Bean-to-Bar Chocolate is a glimpse into the surprising new trend that's hopefully coming to an area near you soon: craft chocolate. Like beer and coffee, Megan Giller believes chocolate is getting ready to have its artisan moment. Small companies or individuals experimenting with making their own chocolate- flavors, consistencies, etc. Like with coffee, much of the focus seems to be not only on making interesting flavors, but working closely with the farmers growing the plants.
Generously sprinkled throughout the book are recipes ranging from "easy" to "advanced" for you to try at home from some of the master chefs in the chocolate world. Many of them looked not only doable for a non-chef like me, but also quite delicious!
One of my favorite parts of the book was a section at the end "The History of the World in Chocolate". While I would have loved more about the early history chocolate played among people, that wasn't the focus of this book. The section however, gave some interesting highlights (Mesoamericans domesticated and drank chocolate more than 38 centuries ago!) on humans and chocolate, and there was a brief "Etymology of Chocolate" on some of the original words and meanings of the word itself. Giller includes a useful glossary of chocolate terms (we finally get a useful definition of what the chocolate percentage on labels means), as well as short lists of chocolate co-opts, farmers, and bean-to-bar chocolate makers America for those interested in tasting what they're reading about.

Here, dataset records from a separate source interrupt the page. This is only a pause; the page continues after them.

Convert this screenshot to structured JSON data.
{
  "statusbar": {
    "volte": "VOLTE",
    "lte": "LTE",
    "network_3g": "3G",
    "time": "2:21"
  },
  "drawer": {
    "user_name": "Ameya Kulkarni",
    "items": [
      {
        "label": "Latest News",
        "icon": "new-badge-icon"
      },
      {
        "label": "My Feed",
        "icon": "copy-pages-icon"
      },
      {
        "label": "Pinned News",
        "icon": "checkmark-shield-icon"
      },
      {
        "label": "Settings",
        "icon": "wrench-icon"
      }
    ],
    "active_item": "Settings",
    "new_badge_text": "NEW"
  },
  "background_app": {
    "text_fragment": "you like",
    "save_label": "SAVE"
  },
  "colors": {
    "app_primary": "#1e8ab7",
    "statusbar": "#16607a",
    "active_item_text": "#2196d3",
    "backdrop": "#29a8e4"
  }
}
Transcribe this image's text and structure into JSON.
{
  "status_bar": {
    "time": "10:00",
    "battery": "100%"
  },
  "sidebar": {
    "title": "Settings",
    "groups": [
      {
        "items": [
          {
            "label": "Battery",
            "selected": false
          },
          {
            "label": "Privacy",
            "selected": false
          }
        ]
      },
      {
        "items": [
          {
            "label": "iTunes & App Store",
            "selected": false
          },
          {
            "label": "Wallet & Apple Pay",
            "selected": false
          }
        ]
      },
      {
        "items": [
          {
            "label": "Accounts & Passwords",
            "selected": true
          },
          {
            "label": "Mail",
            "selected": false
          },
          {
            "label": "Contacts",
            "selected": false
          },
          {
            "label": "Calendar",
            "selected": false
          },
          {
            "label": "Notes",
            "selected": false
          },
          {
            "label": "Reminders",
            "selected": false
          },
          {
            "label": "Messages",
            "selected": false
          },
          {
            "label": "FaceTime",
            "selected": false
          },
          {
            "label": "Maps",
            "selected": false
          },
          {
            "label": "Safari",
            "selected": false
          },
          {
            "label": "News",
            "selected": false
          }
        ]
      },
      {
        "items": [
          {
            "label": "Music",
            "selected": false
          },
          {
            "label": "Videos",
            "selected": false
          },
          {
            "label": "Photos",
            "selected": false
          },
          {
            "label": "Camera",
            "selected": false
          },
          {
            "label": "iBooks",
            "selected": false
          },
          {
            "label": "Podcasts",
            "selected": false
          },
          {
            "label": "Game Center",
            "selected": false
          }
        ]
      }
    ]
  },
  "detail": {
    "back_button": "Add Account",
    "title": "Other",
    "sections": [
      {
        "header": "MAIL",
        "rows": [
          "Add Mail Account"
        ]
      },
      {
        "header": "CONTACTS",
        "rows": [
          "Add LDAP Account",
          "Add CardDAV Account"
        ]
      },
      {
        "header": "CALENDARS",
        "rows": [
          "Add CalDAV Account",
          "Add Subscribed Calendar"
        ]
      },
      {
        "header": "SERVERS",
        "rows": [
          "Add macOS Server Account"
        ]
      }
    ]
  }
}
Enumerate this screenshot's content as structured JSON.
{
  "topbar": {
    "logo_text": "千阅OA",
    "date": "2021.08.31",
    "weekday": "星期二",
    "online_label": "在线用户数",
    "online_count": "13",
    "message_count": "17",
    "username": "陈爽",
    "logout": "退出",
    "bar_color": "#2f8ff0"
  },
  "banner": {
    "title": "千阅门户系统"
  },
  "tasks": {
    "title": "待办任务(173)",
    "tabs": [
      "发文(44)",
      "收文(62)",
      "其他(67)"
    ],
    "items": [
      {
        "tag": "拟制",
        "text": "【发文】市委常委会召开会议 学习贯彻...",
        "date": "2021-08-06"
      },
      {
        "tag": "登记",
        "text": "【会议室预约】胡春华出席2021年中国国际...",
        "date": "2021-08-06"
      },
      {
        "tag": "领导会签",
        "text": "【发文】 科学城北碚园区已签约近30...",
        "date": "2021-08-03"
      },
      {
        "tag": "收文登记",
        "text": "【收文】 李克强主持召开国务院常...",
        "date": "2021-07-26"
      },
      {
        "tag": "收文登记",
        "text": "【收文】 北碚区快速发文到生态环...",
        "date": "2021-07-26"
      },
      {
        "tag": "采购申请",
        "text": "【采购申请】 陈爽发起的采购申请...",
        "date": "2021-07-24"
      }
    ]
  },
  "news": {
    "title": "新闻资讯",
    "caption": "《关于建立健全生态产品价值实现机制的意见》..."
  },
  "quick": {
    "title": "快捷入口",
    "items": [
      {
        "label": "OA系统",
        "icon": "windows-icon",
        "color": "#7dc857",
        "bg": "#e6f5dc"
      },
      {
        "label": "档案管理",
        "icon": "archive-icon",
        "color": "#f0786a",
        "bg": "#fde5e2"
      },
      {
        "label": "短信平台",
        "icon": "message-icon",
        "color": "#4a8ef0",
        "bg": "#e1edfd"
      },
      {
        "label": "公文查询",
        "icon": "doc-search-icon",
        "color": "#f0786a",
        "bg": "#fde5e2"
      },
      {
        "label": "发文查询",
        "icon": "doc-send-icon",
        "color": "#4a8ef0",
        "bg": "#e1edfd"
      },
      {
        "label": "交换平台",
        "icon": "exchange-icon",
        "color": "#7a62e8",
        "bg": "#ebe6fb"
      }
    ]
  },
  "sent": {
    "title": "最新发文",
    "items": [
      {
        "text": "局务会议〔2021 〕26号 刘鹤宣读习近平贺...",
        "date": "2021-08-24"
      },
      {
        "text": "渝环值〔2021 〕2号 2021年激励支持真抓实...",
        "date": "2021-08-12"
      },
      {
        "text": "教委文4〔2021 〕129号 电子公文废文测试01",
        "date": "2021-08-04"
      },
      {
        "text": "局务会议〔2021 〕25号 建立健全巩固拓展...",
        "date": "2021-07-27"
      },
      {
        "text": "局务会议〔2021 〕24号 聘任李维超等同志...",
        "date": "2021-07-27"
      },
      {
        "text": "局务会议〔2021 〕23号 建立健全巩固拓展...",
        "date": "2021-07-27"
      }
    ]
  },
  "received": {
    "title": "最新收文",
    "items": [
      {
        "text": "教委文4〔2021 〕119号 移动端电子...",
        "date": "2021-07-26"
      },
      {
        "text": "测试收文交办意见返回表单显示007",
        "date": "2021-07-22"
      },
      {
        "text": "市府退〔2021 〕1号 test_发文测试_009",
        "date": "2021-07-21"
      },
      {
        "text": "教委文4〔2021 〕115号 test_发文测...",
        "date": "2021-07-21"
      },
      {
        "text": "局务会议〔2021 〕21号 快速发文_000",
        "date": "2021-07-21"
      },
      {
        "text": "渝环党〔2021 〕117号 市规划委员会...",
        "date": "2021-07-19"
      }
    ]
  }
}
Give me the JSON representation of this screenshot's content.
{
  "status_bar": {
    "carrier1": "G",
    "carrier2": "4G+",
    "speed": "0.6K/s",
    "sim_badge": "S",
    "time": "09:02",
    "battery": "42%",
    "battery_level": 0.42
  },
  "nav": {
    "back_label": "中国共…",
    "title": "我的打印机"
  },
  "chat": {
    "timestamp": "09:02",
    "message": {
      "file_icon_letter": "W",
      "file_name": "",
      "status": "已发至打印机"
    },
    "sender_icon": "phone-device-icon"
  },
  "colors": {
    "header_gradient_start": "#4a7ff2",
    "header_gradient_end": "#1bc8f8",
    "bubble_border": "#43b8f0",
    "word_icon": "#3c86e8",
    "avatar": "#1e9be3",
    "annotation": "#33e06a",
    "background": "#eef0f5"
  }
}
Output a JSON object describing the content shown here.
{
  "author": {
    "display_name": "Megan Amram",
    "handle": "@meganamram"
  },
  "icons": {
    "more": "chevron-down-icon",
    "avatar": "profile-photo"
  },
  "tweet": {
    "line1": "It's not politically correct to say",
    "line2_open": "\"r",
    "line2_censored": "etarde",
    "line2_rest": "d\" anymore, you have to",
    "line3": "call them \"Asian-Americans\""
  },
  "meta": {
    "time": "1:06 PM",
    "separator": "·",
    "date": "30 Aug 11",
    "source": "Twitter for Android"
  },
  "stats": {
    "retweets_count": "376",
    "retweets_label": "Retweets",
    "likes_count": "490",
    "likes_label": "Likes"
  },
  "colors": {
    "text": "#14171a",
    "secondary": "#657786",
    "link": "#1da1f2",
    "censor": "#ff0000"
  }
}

Beautiful photographs combined with Giller's casual, conversational style of writing and enthusiastic, unapologetic love of all things chocolate make makes Bean-to-Bar Chocolate not only educational but fun to read. Anyone interested in the story of chocolate, small scale industries, and learning about the process of going from the cacao tree to the chocolate bar will enjoy this book.
I received an ARC of this book from NetGalley in exchange for an honest review.